By Kevin Payne
Palmerdale United Methodist Church
Well, the holiday of Christmas and the celebration of the New Year are over. We are back to our regular schedules; our old routines. Life has officially returned to normal… or has it?
Christmas was not always only a day; it was a season. Christmas Day was celebrated on Dec. 25, as it is now. But Dec. 26 began the “Twelve Days of Christmas” (Hence the reason we have the carol “The Twelve Days of Christmas.) The season lasts through Jan. 6.
Jan. 6 is a special day known as Epiphany, or “Three Kings Day.” It is when we celebrate the coming of the Wise Men to Jesus to offer their gifts.
From the gospel of Matthew we learn of them, those we commonly refer to as “The Three Kings.”
But in actuality we don’t know much about them. We don’t know their names, where they come from (the scripture only says “from the east.” East where?), how many they were (we only assume three because three gifts are mentioned), or if they were kings at all (the word “magi,” which is what the scripture calls them, means astrologer, or wise person.)
What we do know about them is the gifts that they brought. In fact the reason why we give gifts to each other began as a way of celebrating Epiphany, and remembering the gifts of the Wise Men. They brought gifts of gold, frankincense, and myrrh.
The gifts themselves give us the truly important message.
Gold was given as tribute to a king. When they brought the gift of gold to Jesus they were recognizing him as their king.
Frankincense was the incense that was burned in the worship of a deity.
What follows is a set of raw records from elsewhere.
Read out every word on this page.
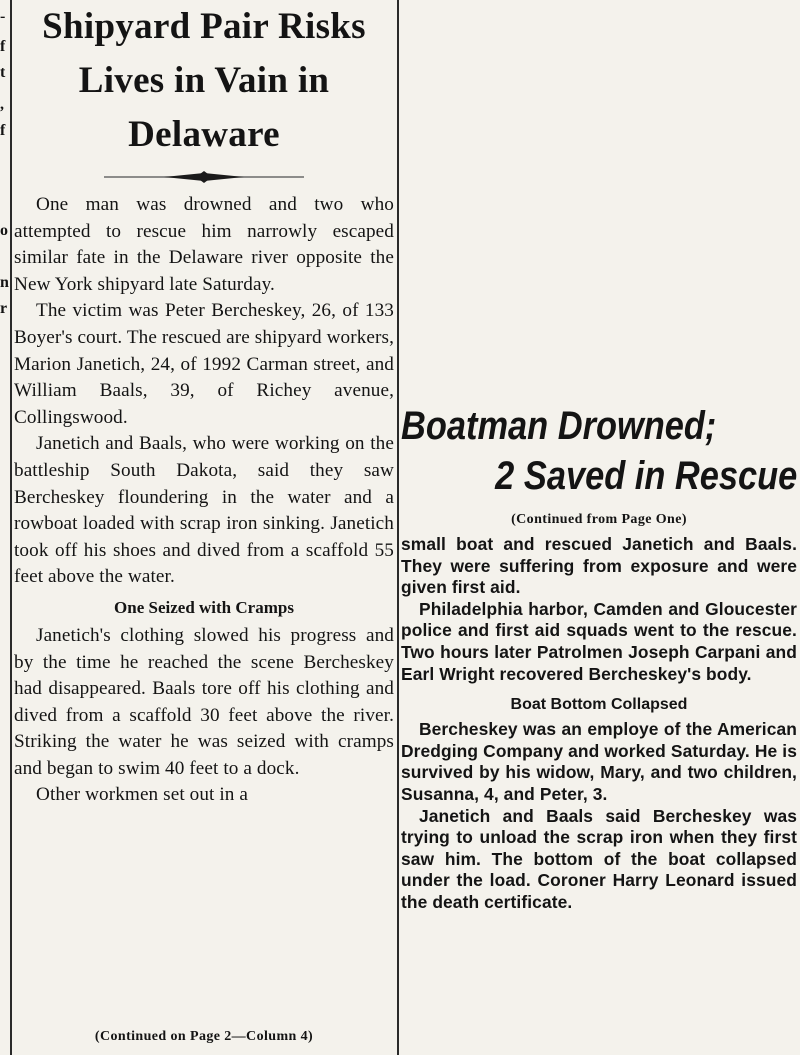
-
f
t
,
f
o
n
r
Shipyard Pair Risks
Lives in Vain in
Delaware

One man was drowned and two who attempted to rescue him narrowly escaped similar fate in the Delaware river opposite the New York shipyard late Saturday.

The victim was Peter Bercheskey, 26, of 133 Boyer's court. The rescued are shipyard workers, Marion Janetich, 24, of 1992 Carman street, and William Baals, 39, of Richey avenue, Collingswood.

Janetich and Baals, who were working on the battleship South Dakota, said they saw Bercheskey floundering in the water and a rowboat loaded with scrap iron sinking. Janetich took off his shoes and dived from a scaffold 55 feet above the water.

One Seized with Cramps

Janetich's clothing slowed his progress and by the time he reached the scene Bercheskey had disappeared. Baals tore off his clothing and dived from a scaffold 30 feet above the river. Striking the water he was seized with cramps and began to swim 40 feet to a dock.

Other workmen set out in a

(Continued on Page 2—Column 4)
Boatman Drowned;
2 Saved in Rescue
(Continued from Page One)

small boat and rescued Janetich and Baals. They were suffering from exposure and were given first aid.

Philadelphia harbor, Camden and Gloucester police and first aid squads went to the rescue. Two hours later Patrolmen Joseph Carpani and Earl Wright recovered Bercheskey's body.

Boat Bottom Collapsed

Bercheskey was an employe of the American Dredging Company and worked Saturday. He is survived by his widow, Mary, and two children, Susanna, 4, and Peter, 3.

Janetich and Baals said Bercheskey was trying to unload the scrap iron when they first saw him. The bottom of the boat collapsed under the load. Coroner Harry Leonard issued the death certificate.
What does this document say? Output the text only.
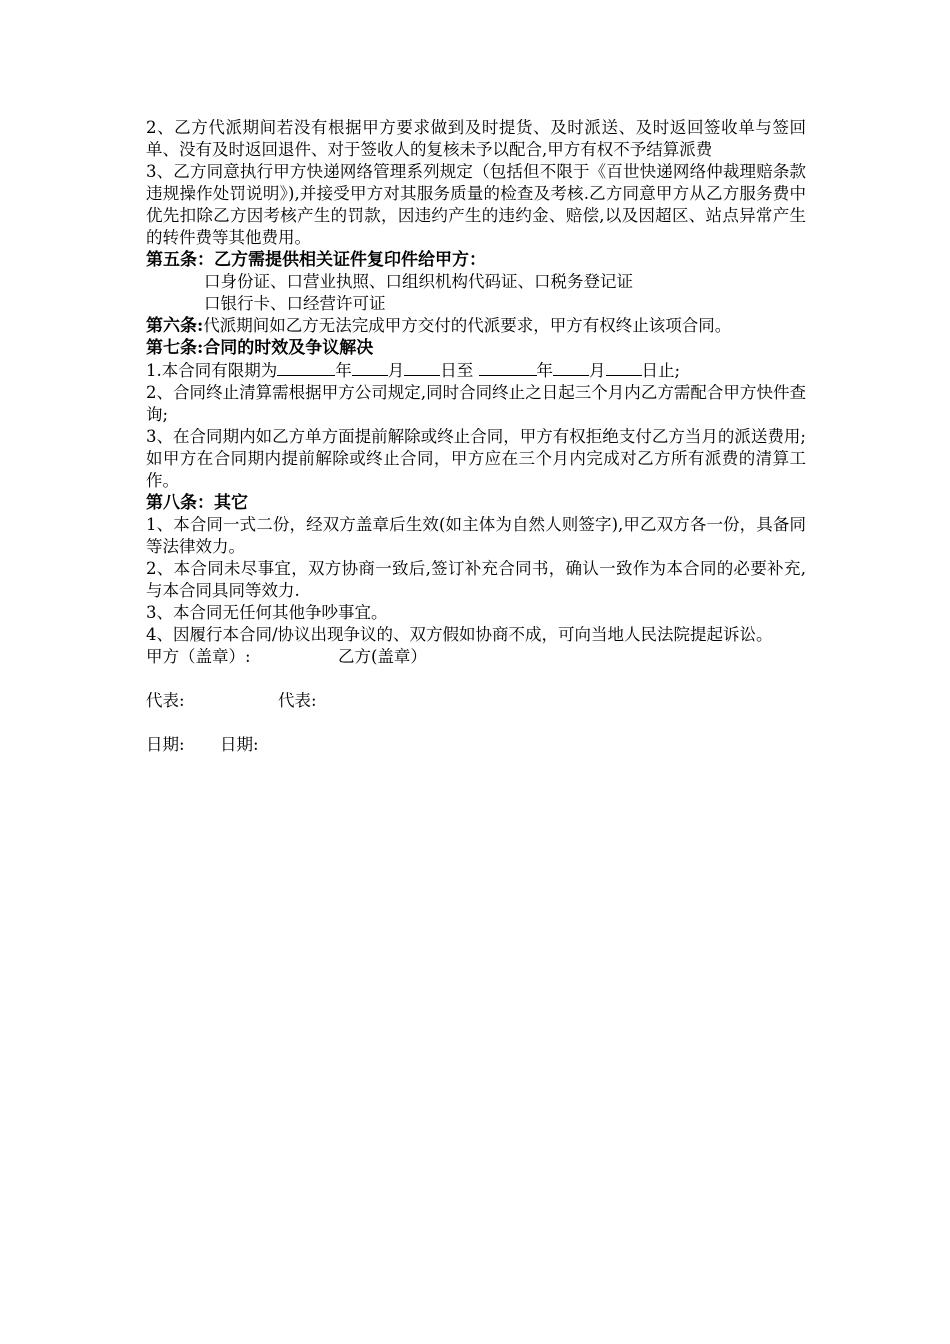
2、乙方代派期间若没有根据甲方要求做到及时提货、及时派送、及时返回签收单与签回单、没有及时返回退件、对于签收人的复核未予以配合,甲方有权不予结算派费

3、乙方同意执行甲方快递网络管理系列规定（包括但不限于《百世快递网络仲裁理赔条款违规操作处罚说明》),并接受甲方对其服务质量的检查及考核.乙方同意甲方从乙方服务费中优先扣除乙方因考核产生的罚款，因违约产生的违约金、赔偿,以及因超区、站点异常产生的转件费等其他费用。

第五条：乙方需提供相关证件复印件给甲方：

口身份证、口营业执照、口组织机构代码证、口税务登记证

口银行卡、口经营许可证

第六条:代派期间如乙方无法完成甲方交付的代派要求，甲方有权终止该项合同。

第七条:合同的时效及争议解决

1.本合同有限期为	年 月 日至	年 月 日止;

2、合同终止清算需根据甲方公司规定,同时合同终止之日起三个月内乙方需配合甲方快件查询;

3、在合同期内如乙方单方面提前解除或终止合同，甲方有权拒绝支付乙方当月的派送费用;如甲方在合同期内提前解除或终止合同，甲方应在三个月内完成对乙方所有派费的清算工作。

第八条：其它

1、本合同一式二份，经双方盖章后生效(如主体为自然人则签字),甲乙双方各一份，具备同等法律效力。

2、本合同未尽事宜，双方协商一致后,签订补充合同书，确认一致作为本合同的必要补充,与本合同具同等效力.

3、本合同无任何其他争吵事宜。

4、因履行本合同/协议出现争议的、双方假如协商不成，可向当地人民法院提起诉讼。

甲方（盖章）:	乙方(盖章）

代表:	代表:

日期:	日期:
When they brought frankincense to Jesus they were recognizing him as their God.
Myrrh was used in the preparation of a body for burial. This is a strange gift to give a child. But when they gave Jesus myrrh they were recognizing him as their sacrifice.
The Epiphany carol “We Three Kings” teaches us this truth in the stanzas that we sing. The last stanza brings it all together “Glorious now behold him arise; King, and God and Sacrifice.”
The question for us is what gift will we bring the Christ?
Will we simply slip back into old routines and schedules with little thought that the “Light of the World” has come? Will we ignore all that the season of Christmas and the celebration of Epiphany has taught us and shared with us? We profess that we give to Christ our hearts and lives. But it is so much easier said than truly done.
Yet, giving our lives to Christ is the only gift we can give. Some wise folks from the east somewhere could journey following a star to recognize the Christ. Can we recognize him by the way we live each day in this new year? Better question – can others recognize Jesus in our lives?